As we have been saying that the future of AI shall be a long drawn road where the asphalt is yet to be laid, so we have started to see the companies say as much. They understand it shall be focused and niche based research and implementation that shall yield within their setup. Specially in the paradigm of the DataCentric AI and task based outcomes. I mean models are already applied in tandem with the datasets. One model trained on a certain bias dataset shall not perform as well with accuracy and other metrices probably with some other data which has a different bias. And the LIVE data does not come with that caveat. We have things like Concept Drift and Data Drift which point to these situations. But the same work should not be repeated on the experiment runs in the larger scheme of things if we are to make faster progress in AI application.

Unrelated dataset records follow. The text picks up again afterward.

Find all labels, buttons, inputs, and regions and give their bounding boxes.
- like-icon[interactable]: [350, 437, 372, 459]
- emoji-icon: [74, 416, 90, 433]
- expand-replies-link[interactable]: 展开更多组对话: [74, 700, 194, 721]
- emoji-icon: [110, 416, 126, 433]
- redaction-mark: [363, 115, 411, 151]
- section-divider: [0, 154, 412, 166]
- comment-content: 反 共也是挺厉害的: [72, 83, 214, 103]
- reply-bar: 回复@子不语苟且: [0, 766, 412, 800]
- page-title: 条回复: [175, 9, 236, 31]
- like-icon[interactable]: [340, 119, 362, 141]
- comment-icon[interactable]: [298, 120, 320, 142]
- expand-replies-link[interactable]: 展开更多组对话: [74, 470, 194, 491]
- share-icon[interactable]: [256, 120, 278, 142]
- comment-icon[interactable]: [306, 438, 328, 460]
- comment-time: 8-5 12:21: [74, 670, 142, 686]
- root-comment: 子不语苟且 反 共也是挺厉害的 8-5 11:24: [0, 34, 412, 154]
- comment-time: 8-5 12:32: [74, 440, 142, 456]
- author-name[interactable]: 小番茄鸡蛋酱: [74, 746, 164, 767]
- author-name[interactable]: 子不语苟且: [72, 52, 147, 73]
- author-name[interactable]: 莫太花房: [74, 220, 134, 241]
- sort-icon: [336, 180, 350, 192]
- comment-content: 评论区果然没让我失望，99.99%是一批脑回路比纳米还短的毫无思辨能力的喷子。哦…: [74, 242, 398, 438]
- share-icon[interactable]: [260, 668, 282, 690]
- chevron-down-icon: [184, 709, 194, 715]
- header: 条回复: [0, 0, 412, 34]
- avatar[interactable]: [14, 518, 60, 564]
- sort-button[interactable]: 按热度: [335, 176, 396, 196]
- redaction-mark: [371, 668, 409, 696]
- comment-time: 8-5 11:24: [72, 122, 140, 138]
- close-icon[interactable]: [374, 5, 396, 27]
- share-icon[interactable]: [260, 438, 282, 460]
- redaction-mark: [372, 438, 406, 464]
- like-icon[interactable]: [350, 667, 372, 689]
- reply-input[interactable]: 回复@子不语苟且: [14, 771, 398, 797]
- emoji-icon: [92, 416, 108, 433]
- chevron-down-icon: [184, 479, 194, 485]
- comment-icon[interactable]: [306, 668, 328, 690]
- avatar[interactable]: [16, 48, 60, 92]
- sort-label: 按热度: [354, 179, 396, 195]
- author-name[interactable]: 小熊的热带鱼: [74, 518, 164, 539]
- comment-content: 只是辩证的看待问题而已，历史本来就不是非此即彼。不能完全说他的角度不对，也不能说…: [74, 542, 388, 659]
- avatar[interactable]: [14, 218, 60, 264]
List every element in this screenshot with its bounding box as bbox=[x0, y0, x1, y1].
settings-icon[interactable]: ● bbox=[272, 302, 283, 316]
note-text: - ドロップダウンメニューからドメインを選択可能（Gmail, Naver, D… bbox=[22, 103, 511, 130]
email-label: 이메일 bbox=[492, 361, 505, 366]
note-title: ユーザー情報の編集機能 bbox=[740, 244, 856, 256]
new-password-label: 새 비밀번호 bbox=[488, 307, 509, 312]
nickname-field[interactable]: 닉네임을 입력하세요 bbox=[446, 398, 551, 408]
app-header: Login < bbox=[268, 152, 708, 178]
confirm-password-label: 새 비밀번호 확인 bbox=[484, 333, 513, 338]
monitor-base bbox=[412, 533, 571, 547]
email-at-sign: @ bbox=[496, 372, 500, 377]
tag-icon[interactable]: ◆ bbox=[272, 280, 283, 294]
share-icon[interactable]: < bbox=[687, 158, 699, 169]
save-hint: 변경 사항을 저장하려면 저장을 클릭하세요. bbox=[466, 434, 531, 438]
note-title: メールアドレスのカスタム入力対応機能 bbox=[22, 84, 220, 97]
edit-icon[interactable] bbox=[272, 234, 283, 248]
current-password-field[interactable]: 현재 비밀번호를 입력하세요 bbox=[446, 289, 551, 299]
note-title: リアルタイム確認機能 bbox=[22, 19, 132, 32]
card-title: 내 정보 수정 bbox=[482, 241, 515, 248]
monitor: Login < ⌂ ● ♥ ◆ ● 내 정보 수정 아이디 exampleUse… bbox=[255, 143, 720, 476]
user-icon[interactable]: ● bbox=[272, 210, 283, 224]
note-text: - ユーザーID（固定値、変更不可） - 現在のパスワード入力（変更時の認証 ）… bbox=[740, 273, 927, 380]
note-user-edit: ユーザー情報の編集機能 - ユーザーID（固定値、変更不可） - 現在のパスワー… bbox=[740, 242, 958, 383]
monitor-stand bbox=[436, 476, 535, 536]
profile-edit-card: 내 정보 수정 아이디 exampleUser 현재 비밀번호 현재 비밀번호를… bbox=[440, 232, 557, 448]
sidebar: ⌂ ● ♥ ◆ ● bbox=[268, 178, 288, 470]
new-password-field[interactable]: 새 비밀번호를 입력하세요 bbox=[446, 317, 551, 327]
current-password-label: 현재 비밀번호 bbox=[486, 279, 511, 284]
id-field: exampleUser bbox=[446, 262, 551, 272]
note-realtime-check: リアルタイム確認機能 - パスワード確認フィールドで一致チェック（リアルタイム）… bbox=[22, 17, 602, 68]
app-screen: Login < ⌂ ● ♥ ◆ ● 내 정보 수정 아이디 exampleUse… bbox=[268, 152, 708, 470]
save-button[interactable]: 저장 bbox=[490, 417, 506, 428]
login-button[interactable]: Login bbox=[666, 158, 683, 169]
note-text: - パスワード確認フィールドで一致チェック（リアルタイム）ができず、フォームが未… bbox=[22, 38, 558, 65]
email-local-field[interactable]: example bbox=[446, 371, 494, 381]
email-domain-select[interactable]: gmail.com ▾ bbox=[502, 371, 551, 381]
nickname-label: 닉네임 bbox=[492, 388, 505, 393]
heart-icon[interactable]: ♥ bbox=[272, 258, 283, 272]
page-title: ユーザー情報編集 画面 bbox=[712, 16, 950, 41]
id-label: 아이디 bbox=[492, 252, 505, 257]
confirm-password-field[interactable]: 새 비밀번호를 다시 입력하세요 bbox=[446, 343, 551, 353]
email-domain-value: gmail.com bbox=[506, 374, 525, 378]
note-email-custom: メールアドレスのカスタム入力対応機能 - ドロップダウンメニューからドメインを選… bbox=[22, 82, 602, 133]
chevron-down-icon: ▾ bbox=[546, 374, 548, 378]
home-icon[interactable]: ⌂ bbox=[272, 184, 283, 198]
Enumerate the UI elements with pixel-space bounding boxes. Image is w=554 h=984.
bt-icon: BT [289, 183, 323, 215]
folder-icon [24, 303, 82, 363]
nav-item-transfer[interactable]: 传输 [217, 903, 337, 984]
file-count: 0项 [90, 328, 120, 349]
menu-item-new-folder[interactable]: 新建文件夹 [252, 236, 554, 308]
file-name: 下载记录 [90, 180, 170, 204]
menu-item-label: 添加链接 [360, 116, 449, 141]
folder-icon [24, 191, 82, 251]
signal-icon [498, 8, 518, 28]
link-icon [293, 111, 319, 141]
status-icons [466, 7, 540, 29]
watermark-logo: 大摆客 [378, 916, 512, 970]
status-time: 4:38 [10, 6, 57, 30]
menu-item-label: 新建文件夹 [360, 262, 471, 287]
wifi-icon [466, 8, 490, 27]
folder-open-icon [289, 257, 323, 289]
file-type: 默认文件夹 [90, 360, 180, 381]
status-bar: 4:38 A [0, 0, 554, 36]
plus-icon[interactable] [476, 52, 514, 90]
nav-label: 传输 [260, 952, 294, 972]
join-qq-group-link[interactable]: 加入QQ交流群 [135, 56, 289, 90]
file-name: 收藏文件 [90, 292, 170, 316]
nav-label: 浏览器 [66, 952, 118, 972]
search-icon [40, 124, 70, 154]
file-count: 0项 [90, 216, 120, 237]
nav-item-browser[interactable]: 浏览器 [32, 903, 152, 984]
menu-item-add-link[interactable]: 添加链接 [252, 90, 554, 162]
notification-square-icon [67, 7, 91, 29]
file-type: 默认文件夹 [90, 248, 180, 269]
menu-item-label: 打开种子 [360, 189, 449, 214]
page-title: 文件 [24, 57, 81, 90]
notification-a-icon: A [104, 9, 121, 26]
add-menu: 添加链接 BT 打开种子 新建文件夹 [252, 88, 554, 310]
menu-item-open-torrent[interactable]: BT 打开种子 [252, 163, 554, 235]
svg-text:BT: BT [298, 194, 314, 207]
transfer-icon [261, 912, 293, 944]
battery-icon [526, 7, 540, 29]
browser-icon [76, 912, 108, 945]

Hence, the plumbing lines and the grid-points in the proverbial Re-electrification grid shall have to bespoke and work on localized problems and systems. But the corporations or startups shall have to work more as cooperating entities and co-opt systems and processes than just work in siloes at the same time. That is the only way to harness the progress made by other teams for your systems. One cannot hope to work in closed systems. So this makes for an interesting situation. While, some specific pipelines and systems shall emerge to cater to company specific problems and deployment issues, some other work shall progress only in a shared manner like collaboration in models and the past training data and runs. No-one should reinvent the wheel as far as model accuracy is concerned. And only when this data is shared readily and easily among teams shall the process be fast. The fast applications in businesses shall happen only when these systems and mechanisms work in tandem. Hence, some systems and their outputs like Tracking the model runs and experimentation data shall be needed to be shared and accessed easily and intelligibly even when the ML Ops deployment and preprocessing systems work separately. That shall bring out the spirit of the AI revolution as the teams collaborate more even when doing some tasks in isolation on their niche systems. And this makes the future of AI very rich and diverse as much as it does exciting.